Electronic – What’s the point of DMA in embedded CPU’s

dmambedmicrocontroller

I was doing a project recently with the mbed (LPC1768), using the DAC to output various waves. I read parts of the datasheet, and it talked about how it had DMA for a lot of the peripherals. This seemed like it would be useful, but on further reading, I found that the DMA used the same data bus as the cpu (which I guess is normal). Does this mean that the CPU cant interact with any of the memories while the DAC is getting data? Also, since the DAC didn't have a buffer (as far as i could tell) and therefore has to DMA very often, whats the point of DMA? If the CPU can't do memory transactions, can it do anything?

Best Answer

The LPC1768 datasheet I found has the following quotes (emphasis mine):

Eight channel General Purpose DMA controller (GPDMA) on the AHB multilayer matrix that can be used with SSP, I2S-bus, UART, Analog-to-Digital and Digital-to-Analog converter peripherals, timer match signals, and for memory-to-memory transfers.

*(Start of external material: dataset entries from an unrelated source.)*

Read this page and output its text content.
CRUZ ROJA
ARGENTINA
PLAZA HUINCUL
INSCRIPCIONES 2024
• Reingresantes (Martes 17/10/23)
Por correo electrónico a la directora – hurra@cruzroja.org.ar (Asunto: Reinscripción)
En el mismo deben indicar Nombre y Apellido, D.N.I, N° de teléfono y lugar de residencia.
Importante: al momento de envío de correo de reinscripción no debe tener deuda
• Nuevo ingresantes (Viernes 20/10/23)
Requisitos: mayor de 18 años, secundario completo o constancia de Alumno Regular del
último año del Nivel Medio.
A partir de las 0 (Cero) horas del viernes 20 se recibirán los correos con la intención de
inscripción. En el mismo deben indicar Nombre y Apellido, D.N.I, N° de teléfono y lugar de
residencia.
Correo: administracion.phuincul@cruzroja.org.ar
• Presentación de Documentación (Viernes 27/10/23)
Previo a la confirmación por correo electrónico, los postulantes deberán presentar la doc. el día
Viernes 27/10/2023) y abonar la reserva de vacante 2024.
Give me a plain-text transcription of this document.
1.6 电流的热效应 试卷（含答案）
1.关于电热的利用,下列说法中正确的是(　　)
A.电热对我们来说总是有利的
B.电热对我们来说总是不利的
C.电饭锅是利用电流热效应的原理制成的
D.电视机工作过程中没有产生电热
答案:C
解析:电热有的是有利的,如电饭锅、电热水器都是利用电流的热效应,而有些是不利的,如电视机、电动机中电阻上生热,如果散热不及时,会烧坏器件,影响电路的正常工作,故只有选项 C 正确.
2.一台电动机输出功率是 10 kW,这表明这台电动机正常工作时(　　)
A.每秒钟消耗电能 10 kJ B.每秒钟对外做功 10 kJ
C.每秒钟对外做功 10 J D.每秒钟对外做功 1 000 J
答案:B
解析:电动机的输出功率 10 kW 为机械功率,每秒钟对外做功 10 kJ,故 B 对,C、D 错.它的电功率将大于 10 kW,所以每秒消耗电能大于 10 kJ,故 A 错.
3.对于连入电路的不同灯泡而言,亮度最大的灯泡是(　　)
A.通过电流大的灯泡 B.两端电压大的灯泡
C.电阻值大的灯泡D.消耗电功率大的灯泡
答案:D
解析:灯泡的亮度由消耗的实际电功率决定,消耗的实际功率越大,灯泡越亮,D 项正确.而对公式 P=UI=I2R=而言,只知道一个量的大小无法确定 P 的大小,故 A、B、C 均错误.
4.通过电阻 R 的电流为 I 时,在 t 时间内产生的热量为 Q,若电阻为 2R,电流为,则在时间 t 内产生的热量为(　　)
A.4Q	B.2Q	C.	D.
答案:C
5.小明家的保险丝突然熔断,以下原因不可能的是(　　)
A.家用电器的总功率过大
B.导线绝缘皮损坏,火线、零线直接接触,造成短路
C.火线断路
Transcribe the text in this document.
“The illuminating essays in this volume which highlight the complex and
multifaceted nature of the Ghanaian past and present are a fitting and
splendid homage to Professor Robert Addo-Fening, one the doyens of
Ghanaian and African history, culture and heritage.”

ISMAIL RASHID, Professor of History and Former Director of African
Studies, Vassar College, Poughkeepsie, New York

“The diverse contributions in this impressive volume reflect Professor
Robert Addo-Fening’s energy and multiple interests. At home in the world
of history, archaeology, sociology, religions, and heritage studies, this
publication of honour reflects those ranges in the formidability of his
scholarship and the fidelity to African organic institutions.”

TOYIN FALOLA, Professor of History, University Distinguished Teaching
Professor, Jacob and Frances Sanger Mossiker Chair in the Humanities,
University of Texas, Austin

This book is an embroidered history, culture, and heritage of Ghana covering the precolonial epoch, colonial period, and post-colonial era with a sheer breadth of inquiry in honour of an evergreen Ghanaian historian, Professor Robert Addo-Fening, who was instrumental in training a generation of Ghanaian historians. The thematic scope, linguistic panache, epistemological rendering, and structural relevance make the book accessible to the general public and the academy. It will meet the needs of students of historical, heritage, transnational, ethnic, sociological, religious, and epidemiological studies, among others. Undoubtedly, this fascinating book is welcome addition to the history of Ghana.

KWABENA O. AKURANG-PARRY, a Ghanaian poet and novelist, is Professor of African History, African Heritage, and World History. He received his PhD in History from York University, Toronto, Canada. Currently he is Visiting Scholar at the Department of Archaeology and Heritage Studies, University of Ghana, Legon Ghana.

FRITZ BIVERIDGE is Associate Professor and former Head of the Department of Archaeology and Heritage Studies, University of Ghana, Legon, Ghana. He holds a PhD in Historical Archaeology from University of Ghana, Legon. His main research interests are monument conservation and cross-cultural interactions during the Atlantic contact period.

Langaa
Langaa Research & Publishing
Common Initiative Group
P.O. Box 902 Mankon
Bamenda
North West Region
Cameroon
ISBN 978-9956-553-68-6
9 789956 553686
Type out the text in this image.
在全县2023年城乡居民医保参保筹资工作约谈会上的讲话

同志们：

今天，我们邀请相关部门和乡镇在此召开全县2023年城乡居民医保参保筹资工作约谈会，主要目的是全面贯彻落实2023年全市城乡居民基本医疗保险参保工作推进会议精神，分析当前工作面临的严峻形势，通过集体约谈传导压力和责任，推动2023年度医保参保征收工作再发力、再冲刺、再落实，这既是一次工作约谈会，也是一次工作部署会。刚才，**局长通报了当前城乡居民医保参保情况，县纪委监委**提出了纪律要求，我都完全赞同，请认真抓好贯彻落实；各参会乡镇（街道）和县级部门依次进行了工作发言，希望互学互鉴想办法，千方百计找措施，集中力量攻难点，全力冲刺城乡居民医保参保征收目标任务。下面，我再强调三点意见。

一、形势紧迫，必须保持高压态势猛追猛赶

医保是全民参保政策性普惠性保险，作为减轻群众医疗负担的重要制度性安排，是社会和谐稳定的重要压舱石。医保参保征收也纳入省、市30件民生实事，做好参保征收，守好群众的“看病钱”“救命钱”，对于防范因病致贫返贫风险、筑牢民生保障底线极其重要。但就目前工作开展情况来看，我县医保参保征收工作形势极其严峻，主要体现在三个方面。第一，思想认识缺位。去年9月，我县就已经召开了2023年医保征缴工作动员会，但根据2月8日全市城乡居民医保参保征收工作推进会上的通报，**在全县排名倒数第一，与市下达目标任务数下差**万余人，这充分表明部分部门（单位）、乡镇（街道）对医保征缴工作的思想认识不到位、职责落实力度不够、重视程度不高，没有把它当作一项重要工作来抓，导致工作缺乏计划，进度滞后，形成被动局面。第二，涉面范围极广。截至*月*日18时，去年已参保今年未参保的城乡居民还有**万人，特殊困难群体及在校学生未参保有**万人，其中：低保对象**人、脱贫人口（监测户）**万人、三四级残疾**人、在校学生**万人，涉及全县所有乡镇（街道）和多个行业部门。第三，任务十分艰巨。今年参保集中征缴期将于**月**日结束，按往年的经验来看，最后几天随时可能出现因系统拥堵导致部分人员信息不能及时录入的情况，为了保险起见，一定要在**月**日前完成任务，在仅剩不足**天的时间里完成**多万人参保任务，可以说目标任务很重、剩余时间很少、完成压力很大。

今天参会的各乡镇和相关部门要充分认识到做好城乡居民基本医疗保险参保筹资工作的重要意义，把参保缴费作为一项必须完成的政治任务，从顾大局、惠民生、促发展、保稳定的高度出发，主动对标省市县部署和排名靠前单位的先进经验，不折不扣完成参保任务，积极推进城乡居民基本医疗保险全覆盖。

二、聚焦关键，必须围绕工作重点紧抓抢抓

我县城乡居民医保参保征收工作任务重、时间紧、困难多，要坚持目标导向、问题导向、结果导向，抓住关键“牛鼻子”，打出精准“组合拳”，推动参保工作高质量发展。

Split APB bus allows high throughput with few stalls between the CPU and DMA

The block diagram on page 6 shows SRAM with multiple channels between the AHB matrix and the following quote backs this up:

The LPC17xx contain a total of 64 kB on-chip static RAM memory. This includes the main 32 kB SRAM, accessible by the CPU and DMA controller on a higher-speed bus, and two additional 16 kB each SRAM blocks situated on a separate slave port on the AHB multilayer matrix. This architecture allows CPU and DMA accesses to be spread over three separate RAMs that can be accessed simultaneously

And this is reinforced by the following quote:

The GPDMA enables peripheral-to-memory, memory-to-peripheral, peripheral-to-peripheral, and memory-to-memory transactions.

Therefore you could stream data to your DAC from one of the separate SRAM blocks or from a different peripheral, whilst using the main SRAM for other functions.

This kind of peripheral-peripheral DMA is common in smaller parts where the memory interface is quite simple (compared to say a modern Intel processor).